Channel Five is currently showing a series called Don't Get Me Started, the point of which is to give somebody half an hour in which to put forward a radical view of some political or religious issue without the customary obligation to provide a counter argument. Speakers in the current series include Ann Widdecombe, Michael Buerk and Tory MP Michael Gove.

Next Tuesday the speaker is Ted Honderich, Emeritus Professor of Logic at University College London and chairman of the Royal Institute of Philosophy. Honderich, pictured, is the author of several books, the latest of which is about terrorism: Is it ever morally justified and are the governments of America, UK and Israel responsible for the growth of terrorism in the Middle East?

The professor obviously thinks so and his arguments will be supported on the programme by the likes of Tony Benn, the Liberal Democrat spokesman Baroness Tonge and Reg Keys, whose soldier son Tom was killed in Iraq.

There is nothing particularly controversial about such a programme and plenty of viewers will agree with the opinions expressed.

But at the last minute Channel Five have decided that Honderich's programme will be given "balance" by another programme answering his arguments, to be shown the following week. This will be hosted by that staunch defender of Israel, the journalist David Aaronovitch who writes columns for The Times and the Jewish Chronicle.

Of course, this balancing' programme contradicts the thinking behind Don't Get Me Started, the whole point of which is to be one-sided.

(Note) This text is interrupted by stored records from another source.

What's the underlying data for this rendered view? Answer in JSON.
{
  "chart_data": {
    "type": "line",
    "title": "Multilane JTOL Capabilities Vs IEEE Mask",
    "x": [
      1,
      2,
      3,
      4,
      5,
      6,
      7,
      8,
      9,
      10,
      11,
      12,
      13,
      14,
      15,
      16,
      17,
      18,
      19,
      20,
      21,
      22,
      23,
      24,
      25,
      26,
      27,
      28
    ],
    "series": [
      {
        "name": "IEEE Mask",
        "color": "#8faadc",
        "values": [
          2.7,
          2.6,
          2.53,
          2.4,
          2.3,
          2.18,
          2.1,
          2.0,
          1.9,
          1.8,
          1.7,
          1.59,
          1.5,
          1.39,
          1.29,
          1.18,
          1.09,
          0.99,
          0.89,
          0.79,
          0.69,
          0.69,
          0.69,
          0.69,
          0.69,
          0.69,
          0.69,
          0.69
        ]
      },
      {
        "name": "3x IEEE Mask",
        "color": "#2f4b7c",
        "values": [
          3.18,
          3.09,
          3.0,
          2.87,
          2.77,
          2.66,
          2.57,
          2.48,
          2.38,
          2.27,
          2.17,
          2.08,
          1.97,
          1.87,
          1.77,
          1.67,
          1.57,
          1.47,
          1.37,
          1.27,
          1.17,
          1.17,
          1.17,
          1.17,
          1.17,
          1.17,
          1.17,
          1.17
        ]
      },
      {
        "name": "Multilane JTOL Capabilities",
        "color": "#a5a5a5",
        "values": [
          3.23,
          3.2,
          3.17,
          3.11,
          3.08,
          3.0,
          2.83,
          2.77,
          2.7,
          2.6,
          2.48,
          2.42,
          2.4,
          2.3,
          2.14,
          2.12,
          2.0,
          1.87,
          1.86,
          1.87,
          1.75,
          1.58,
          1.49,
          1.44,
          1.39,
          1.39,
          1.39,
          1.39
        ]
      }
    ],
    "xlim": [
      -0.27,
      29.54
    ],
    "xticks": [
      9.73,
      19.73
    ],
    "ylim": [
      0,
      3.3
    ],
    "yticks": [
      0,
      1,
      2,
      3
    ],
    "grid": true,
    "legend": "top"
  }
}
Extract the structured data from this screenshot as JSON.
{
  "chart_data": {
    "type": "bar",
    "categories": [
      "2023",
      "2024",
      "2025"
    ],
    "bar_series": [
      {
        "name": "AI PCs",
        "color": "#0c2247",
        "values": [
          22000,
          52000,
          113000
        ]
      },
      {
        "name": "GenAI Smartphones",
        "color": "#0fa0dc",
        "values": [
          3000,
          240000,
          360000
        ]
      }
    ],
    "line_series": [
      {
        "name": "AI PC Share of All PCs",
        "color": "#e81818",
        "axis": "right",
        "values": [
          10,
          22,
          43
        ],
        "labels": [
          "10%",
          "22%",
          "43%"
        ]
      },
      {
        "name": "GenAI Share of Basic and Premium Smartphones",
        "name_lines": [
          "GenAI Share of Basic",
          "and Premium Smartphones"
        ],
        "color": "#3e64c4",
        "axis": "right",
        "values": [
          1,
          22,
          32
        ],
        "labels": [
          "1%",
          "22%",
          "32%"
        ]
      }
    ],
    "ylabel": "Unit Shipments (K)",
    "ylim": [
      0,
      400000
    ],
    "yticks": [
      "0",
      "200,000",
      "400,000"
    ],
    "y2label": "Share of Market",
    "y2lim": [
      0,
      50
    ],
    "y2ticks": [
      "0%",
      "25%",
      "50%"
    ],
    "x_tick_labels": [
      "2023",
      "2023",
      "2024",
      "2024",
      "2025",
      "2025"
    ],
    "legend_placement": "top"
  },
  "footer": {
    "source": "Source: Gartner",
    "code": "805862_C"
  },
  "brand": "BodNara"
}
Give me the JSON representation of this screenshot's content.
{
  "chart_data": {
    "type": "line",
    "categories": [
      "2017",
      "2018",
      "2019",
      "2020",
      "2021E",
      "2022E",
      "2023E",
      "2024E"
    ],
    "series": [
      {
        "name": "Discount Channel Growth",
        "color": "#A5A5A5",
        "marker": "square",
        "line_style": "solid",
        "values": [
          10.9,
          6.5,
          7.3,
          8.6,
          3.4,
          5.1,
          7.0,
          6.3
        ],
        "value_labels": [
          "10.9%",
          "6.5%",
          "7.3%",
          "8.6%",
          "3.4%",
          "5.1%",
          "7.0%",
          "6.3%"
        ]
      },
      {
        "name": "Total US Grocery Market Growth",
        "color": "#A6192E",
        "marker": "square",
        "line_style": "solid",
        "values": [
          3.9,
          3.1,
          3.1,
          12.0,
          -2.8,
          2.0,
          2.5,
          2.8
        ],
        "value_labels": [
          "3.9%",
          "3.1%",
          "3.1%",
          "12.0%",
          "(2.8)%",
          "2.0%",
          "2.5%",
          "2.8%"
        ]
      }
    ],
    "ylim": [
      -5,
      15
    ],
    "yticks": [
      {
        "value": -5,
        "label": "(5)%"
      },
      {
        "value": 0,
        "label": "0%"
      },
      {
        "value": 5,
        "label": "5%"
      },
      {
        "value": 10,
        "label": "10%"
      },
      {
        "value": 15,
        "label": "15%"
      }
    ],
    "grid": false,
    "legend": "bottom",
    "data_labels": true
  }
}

But why should Honderich's be the only one of seven programmes that will be challenged?

* "Getting phone calls can make you feel better about yourself - give you greater self-esteem."

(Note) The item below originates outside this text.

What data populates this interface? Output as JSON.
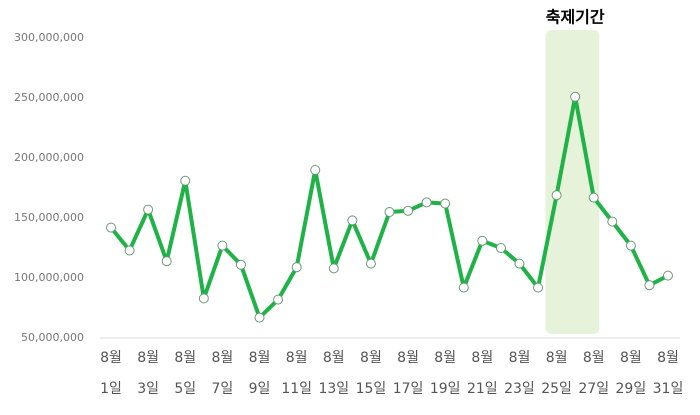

Such is the opinion of Dr David Sheffield, a psychologist at the University of Staffordshire who addressed the British Psychological Society's annual health conference yesterday.

Not for the first time, I find myself at odds with a psychologist. Because to me, the ringing of a phone invariably causes irritation, anxiety and alarm. One reason I have never used a mobile is that I like there to be long periods in the day when I cannot be contacted.

I have no wish, however, to quarrel with Dr Sheffield's main point - that young people can become addicted to mobile phones, displaying symptoms similar to those of compulsive gamblers.

Ninety per cent of those he interviewed said they took their mobiles with them wherever they went. One in seven admitted to becoming irritable and depressed when they couldn't make calls. High blood pressure was shown to be another symptom.

All this in addition to the known health risks of mobiles where young people are concerned. And the Government's scientific adviser Sir William Stewart has repeatedly warned that because of the possible risks of brain damage, young people should not use mobiles except in emergencies.

No one has taken a blind bit of notice. The authorities will take steps to stop children smoking or eating junk food but will completely ignore something that might be far more dangerous.